Seu Zé reluta ainda, porém os dois homens continuam em direção ao sol, vagando por esse grande Brasil.


Servegonhici


Seu Enoc 

—Seu Zé, senhô pós os olhos naquela mulher? 


Seu Zé 

—Eu bisoiei sim, que poca vergonha, quanta servergonhici! No tempo que eu era juvenil, moça não mostrava nem as canelas! 


Seu Enoc

— Tá cagado de razão meu velho, minha anja Maria, nunca que punha uma veste desse charme, nem as primas de quando éramos garotos tinham tal safadeza!


Seu Zé

— O tempo que não volta! Agora é esse bar, tu e eu, não temos mais nossas muie!


Seu Enoc 

— Sinto falta de minha Maria, mas meu bom, estava aqui cucando com minha cuca, mulher agora não depende mais de ninguém não, deixa as meninas usarem o que querem!


Seu Zé 

— Tão mais que certa, purque que beleza é a mulher, né!?


Seu Enoc

— Com certeza! Lembra daquela galega de nosso tempo?


Seu Zé 

— Como não me lembrar, o primeiro olho que prende o cabra, ele nunca esquece!


Os dois em uníssono 

— Meu companheiro! Trás mais duas da branquinha pra nós esquecer a mardita que fez os corações chorar!!


A venda do Galo


Seu Zé

— Meu cumpadi, quanto quer nesse galo forte que só a porra?!


Seu Enoc

— 70 real te resolvo essa história, porém, tem que levar a galinha junto!


Seu Zé

— E quanto que custa a danada?


Seu Enoc

— Ela sai por 100 conto limpo, isso só purque tu é meu amigo!


Seu Zé

— Por que a galinha é mais cara que o galo?


Seu Enoc

— Ela é braba que só a bixiga, não deixa o coitado do galo ir se embora sem ela não.


Seu Zé 

— Então por qual motivo ela é mais cara?


Seu Enoc

— Ela pode te dar mais galinhas, se você tiver mais galinha, quem que vai comprar as minha?
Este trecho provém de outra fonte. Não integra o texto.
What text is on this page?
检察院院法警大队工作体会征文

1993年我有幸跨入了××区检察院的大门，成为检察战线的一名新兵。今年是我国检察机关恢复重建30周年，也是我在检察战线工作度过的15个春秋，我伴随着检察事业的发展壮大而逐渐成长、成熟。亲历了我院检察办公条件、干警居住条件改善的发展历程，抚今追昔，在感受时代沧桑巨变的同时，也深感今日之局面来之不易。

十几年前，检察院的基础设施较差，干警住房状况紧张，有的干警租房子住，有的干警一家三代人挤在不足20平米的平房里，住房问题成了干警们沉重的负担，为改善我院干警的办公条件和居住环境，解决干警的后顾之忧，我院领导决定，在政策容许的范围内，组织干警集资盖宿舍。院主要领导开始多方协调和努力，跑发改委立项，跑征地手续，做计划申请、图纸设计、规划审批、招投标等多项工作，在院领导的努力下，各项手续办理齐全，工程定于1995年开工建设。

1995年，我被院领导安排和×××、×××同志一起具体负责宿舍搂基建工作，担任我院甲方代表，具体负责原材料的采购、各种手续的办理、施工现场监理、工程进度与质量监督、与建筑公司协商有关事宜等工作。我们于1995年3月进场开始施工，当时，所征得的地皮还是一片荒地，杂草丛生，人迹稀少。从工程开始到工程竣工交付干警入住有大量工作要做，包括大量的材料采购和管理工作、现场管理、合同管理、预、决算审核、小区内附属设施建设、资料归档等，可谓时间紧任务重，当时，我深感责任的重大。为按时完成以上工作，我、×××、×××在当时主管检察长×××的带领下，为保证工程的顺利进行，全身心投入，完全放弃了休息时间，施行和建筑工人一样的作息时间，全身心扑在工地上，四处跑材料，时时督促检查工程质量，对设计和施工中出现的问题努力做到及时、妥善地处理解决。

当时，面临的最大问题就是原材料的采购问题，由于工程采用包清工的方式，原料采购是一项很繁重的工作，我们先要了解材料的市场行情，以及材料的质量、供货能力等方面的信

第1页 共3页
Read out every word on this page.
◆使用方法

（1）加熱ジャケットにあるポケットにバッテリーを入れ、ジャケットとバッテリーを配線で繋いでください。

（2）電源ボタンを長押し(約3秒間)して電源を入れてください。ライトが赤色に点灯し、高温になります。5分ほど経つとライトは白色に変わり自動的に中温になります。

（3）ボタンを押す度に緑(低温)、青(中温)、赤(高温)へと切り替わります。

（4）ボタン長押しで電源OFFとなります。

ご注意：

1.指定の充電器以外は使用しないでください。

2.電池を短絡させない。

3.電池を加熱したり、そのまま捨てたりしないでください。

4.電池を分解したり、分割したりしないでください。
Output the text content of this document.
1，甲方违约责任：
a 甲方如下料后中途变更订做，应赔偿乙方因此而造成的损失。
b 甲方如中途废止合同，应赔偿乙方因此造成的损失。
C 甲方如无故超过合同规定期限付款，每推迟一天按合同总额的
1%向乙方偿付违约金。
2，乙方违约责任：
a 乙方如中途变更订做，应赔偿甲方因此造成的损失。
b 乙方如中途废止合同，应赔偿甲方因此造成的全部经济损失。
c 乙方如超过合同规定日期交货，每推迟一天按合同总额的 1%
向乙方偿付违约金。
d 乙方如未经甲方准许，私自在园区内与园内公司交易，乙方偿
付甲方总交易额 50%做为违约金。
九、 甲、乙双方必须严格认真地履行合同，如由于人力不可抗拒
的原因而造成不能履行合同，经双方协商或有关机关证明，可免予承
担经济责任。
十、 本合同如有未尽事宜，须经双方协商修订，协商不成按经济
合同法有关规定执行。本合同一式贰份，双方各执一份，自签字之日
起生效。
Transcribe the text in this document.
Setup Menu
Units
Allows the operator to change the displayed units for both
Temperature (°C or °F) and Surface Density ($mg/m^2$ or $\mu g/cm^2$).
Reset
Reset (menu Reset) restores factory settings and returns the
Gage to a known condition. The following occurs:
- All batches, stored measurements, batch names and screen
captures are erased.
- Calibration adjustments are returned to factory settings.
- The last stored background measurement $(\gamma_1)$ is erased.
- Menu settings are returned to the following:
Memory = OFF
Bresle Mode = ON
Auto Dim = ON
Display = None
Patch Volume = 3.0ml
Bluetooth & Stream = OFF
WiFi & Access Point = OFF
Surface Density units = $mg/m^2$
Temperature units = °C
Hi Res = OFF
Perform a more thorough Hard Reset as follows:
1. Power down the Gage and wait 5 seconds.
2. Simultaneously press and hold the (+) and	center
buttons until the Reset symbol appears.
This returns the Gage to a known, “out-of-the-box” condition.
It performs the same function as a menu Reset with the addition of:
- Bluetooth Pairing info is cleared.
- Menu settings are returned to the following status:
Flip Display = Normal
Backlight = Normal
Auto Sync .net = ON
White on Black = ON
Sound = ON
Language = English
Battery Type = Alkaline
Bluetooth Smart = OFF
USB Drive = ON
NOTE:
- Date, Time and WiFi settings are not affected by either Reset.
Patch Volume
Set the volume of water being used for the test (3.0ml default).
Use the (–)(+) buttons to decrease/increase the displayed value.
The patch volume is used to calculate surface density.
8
Seu Zé ri E entrega 170 para Seu Enoc pelos dois animais


Seu Enoc e o Drogo 


Seu Enoc estava em seu bar, bebendo água que passarinho não bebe, até que chega um homem e diz.

—Meu amigo, me traz uma cerveja bem gelada! 


Seu Enoc

—Nossa, qual teu nome criança, tu é fi de quem?


— Me chamo Drogo, sou filho de dona Marta a costureira.


Seu Enoc

— Nome de Santo? Pena que não é lá o mais bonito.


Drogo

— Santo? Tem algum com meu nome?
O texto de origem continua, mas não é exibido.